BenQ MOBIUZ EX3210U Forza Horizon1

In terms of the colors displayed, those who need as natural a profile as possible in SDR can turn to the included sRGB. Gaming profiles are either too blue or have too saturated colours.

However, what makes this monitor very special is the treVolo sound system, which, surprisingly, actually manages to make a difference. The subwoofer really comes into its own, providing strong low frequencies, but the volume of the entire audio system isn’t very loud. It’s only at 40 out of 50 that an impactful sound starts to come through, and at 50, the volume is high, but not as high as a dedicated 2.1 system at half. It’s ok for gaming in front of the monitor, but for listening to music in a large room, it might not be enough. It is, however, better put together than many of the speakers we find on TVs, which generally only offer two stereo speakers with sound cam “anemic”.

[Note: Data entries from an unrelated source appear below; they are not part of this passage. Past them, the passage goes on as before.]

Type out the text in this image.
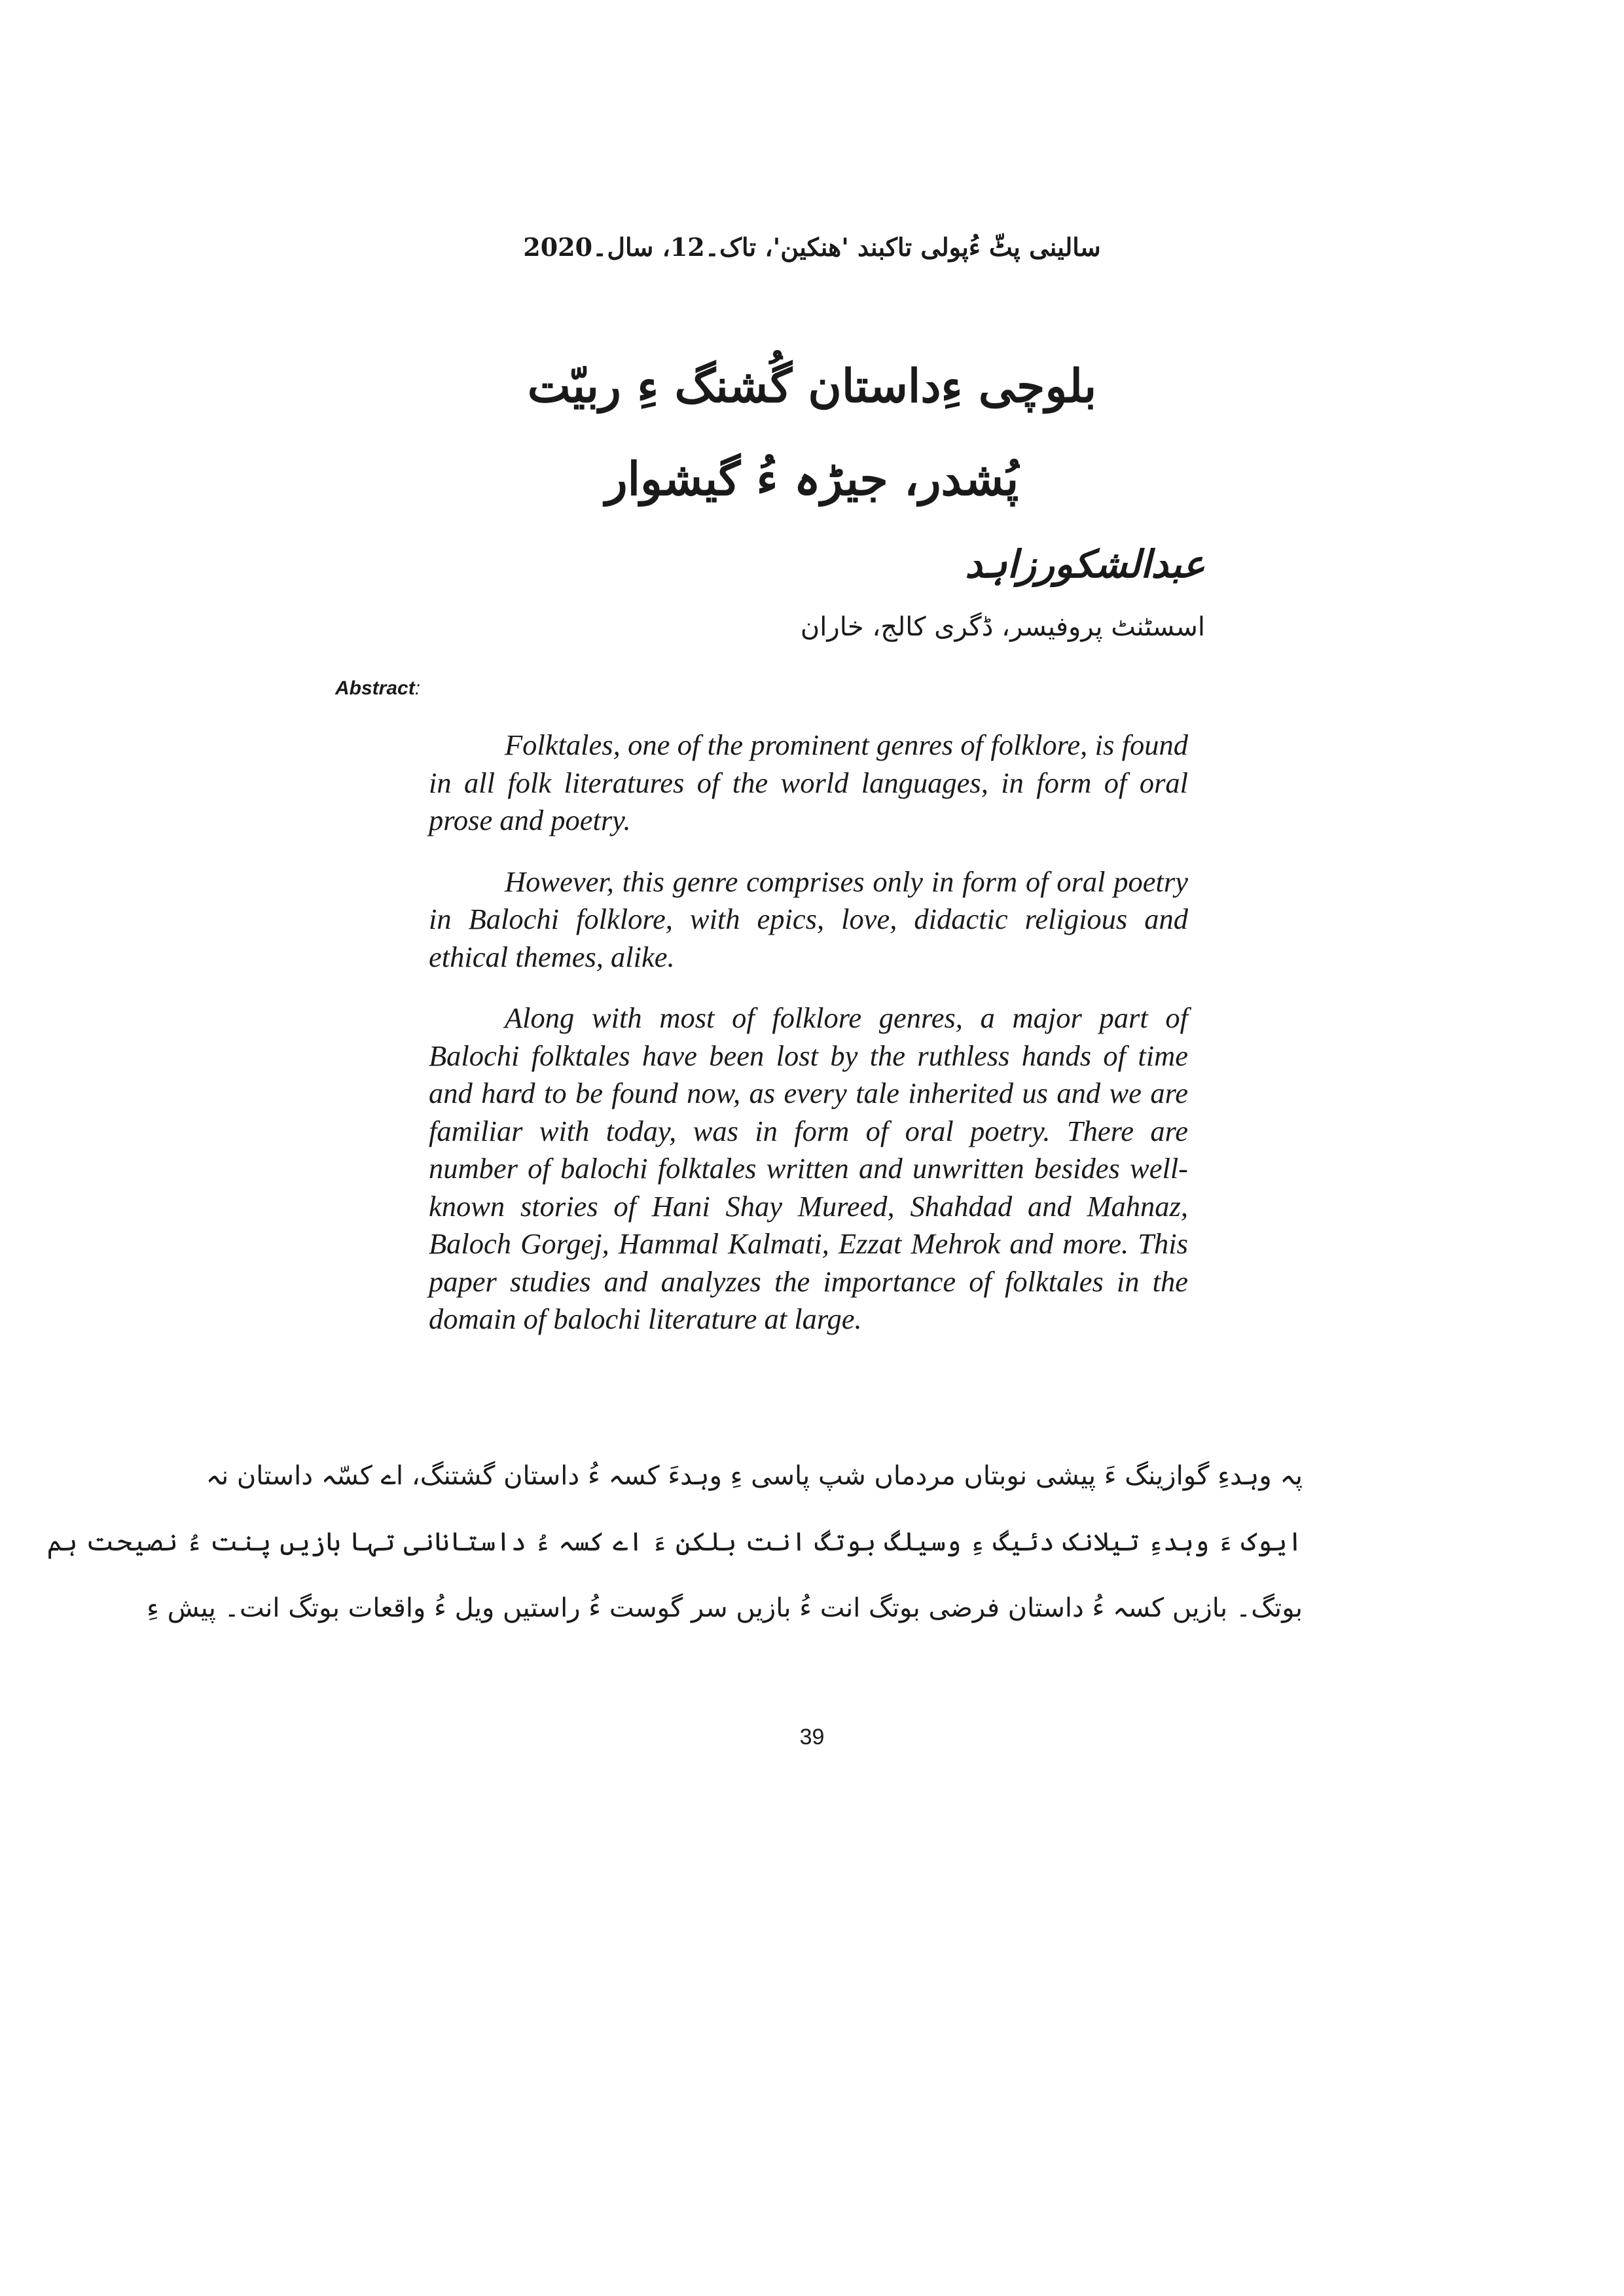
سالینی پٹّ ءُپولی تاکبند 'ھنکین'، تاک۔12، سال۔2020
بلوچی ءِداستان گُشنگ ءِ ربیّت
پُشدر، جیڑہ ءُ گیشوار
عبدالشکورزاہد
اسسٹنٹ پروفیسر، ڈگری کالج، خاران
Abstract:

Folktales, one of the prominent genres of folklore, is found in all folk literatures of the world languages, in form of oral prose and poetry.

However, this genre comprises only in form of oral poetry in Balochi folklore, with epics, love, didactic religious and ethical themes, alike.

Along with most of folklore genres, a major part of Balochi folktales have been lost by the ruthless hands of time and hard to be found now, as every tale inherited us and we are familiar with today, was in form of oral poetry. There are number of balochi folktales written and unwritten besides well-known stories of Hani Shay Mureed, Shahdad and Mahnaz, Baloch Gorgej, Hammal Kalmati, Ezzat Mehrok and more. This paper studies and analyzes the importance of folktales in the domain of balochi literature at large.

پہ وہدءِ گوازینگ ءَ پیشی نوبتاں مردماں شپ پاسی ءِ وہدءَ کسہ ءُ داستان گشتنگ، اے کسّہ داستان نہ
ایوک ءَ وہدءِ تیلانک دئیگ ءِ وسیلگ بوتگ انت بلکن ءَ اے کسہ ءُ داستانانی تہا بازیں پنت ءُ نصیحت ہم
بوتگ۔ بازیں کسہ ءُ داستان فرضی بوتگ انت ءُ بازیں سر گوست ءُ راستیں ویل ءُ واقعات بوتگ انت۔ پیش ءِ
39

Unlike a modern 4K TV, this one comes with a smaller diagonal, so it’s easier to keep on a desk, while it doesn’t include all the features that some might consider unnecessary on a monitor, like the cable connectivity part, or the SmartTV features with apps and internet connectivity. Instead, the MOBIUZ EX3210U comes with many settings dedicated especially to gamers, such as special color profiles, overdrive function for lower response time, the ability to change the brightness level of shadows via black equaliser and other such advantages. Also, very few TVs can display 4K at 144 Hz, with most limited to 120 Hz.

The MOBIUZ EX3210U is a model I’d most recommend to gamers who already have high-performance PCs or who have a PlayStation 5 console, or Xbox Series X, or even all of them at once. For PC gaming on average systems that can’t handle high resolution at framerates above 100 Hz, there are other models in this range that may be more suitable, with smaller diagonals, or Full HD or QHD resolution.